Metoda działania sprawcy
42-letni mężczyzna przez kilka miesięcy wykorzystywał dane osobowe mieszkanki stolicy, posługując się nimi bez jej wiedzy i zgody. W tym czasie ubiegał się online o odnawialne limity kredytowe, jakie oferują różne instytucje finansowe oraz sklepy działające na terenie Warszawy. Uzyskane w ten sposób środki przeznaczył na zakupy odzieży, których łączna wartość wyniosła 2500 zł.
Brak spłaty i reakcja instytucji
Oszust na żadnym etapie nie uregulował zaciągniętych zobowiązań. Firmy, które udzieliły mu limitów, próbowały bezskutecznie odzyskać należności.

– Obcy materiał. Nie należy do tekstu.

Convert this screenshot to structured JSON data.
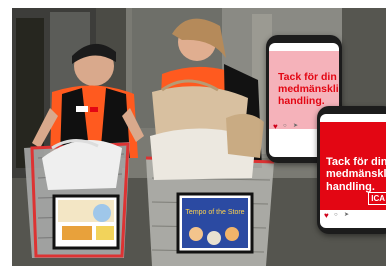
{
  "colors": {
    "ica_red": "#e30613",
    "pink_post": "#f5b2ba",
    "vest_orange": "#ff5a1f"
  },
  "phone_small": {
    "post_text": "Tack för din medmänskliga handling.",
    "icons": [
      "heart-icon",
      "comment-icon",
      "send-icon"
    ]
  },
  "phone_large": {
    "post_text": "Tack för din medmänskliga handling.",
    "brand": "ICA",
    "icons": [
      "heart-icon",
      "comment-icon",
      "send-icon"
    ]
  },
  "cart_sign_right": {
    "headline": "Tempo of the Store"
  }
}
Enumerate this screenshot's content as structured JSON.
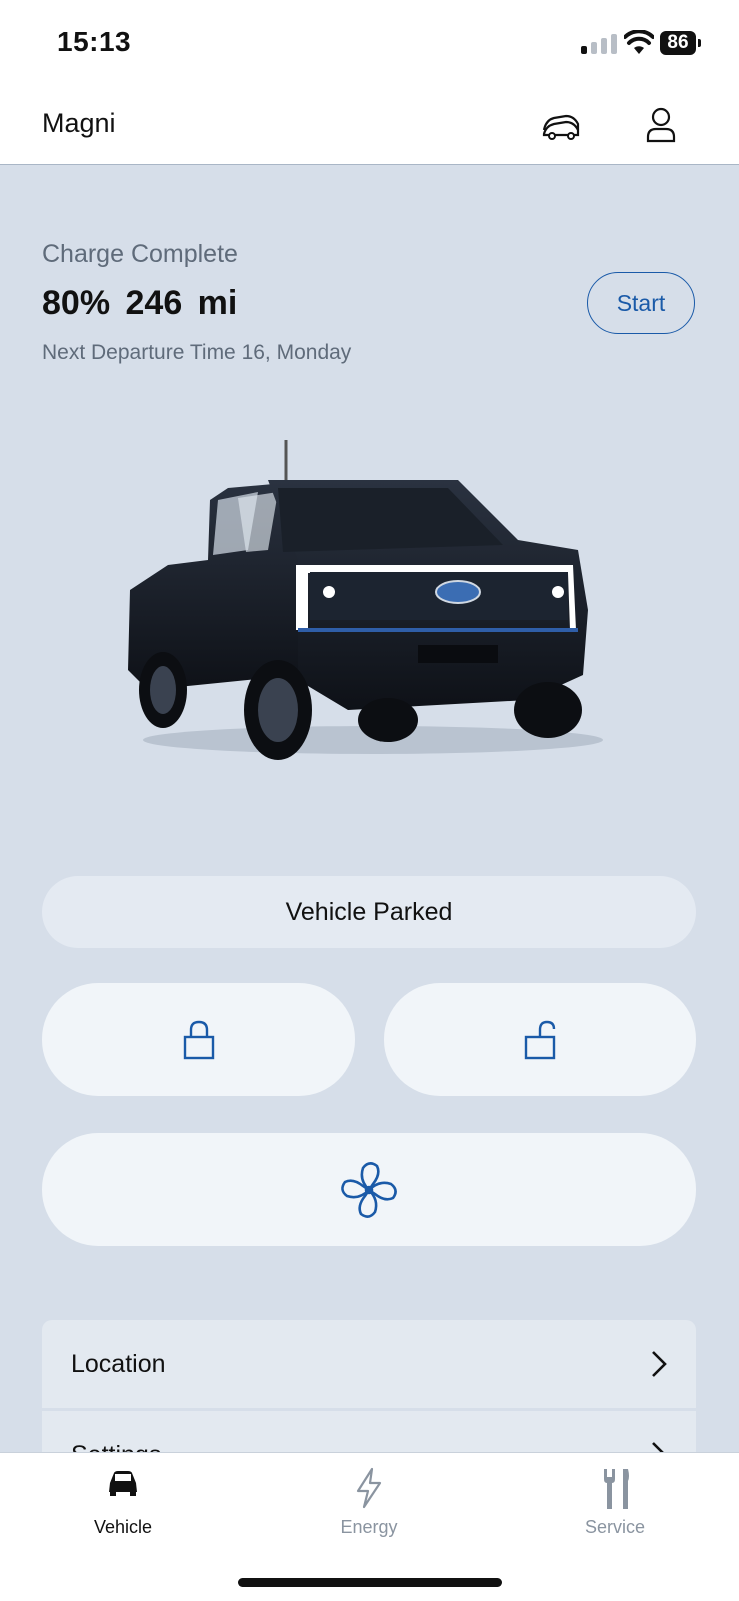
{
  "status_bar": {
    "time": "15:13",
    "battery": "86",
    "icons": [
      "cellular-signal-icon",
      "wifi-icon",
      "battery-icon"
    ]
  },
  "header": {
    "vehicle_name": "Magni",
    "icons": [
      "vehicle-switch-icon",
      "account-icon"
    ]
  },
  "charge": {
    "status": "Charge Complete",
    "metrics": "80%  246 mi",
    "departure": "Next Departure Time 16, Monday",
    "start_label": "Start"
  },
  "vehicle_image": "truck-image",
  "vehicle_state": "Vehicle Parked",
  "controls": {
    "lock_icon": "lock-icon",
    "unlock_icon": "unlock-icon",
    "climate_icon": "fan-icon"
  },
  "menu": {
    "items": [
      {
        "label": "Location"
      },
      {
        "label": "Settings"
      }
    ]
  },
  "bottom_nav": {
    "items": [
      {
        "label": "Vehicle",
        "icon": "car-icon",
        "active": true
      },
      {
        "label": "Energy",
        "icon": "lightning-icon",
        "active": false
      },
      {
        "label": "Service",
        "icon": "tools-icon",
        "active": false
      }
    ]
  },
  "colors": {
    "accent": "#1a5aa8",
    "background": "#d6dee9",
    "inactive": "#8a94a0"
  }
}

W rezultacie przekazały sprawę do kancelarii prawnej, która nawiązała kontakt z osobą widniejącą w umowach. To wtedy okazało się, że kobieta nie miała pojęcia o rzekomych kredytach i nie składała żadnych wniosków.
Śledztwo i zatrzymanie podejrzanego
Po ujawnieniu oszustwa sprawą zajęli się policjanci z Bielan, specjalizujący się w zwalczaniu przestępczości gospodarczej. Ustalili, że za wszystkimi umowami stoi jeden mężczyzna. Funkcjonariusze namierzyli jego miejsce pobytu i zatrzymali podejrzanego. 42-latek usłyszał zarzuty oszustwa, za które grozi kara pozbawienia wolności nawet do ośmiu lat.
Dalsze czynności i apel do mieszkańców
Postępowanie nadzorowane jest obecnie przez Prokuraturę Rejonową w Warszawie. Policja apeluje do mieszkańców o szczególną ostrożność przy udostępnianiu swoich danych osobowych, zarówno w internecie, jak i w codziennych sytuacjach. Szybka reakcja poszkodowanej oraz czujność instytucji finansowych pozwoliły na skuteczne wykrycie przestępstwa.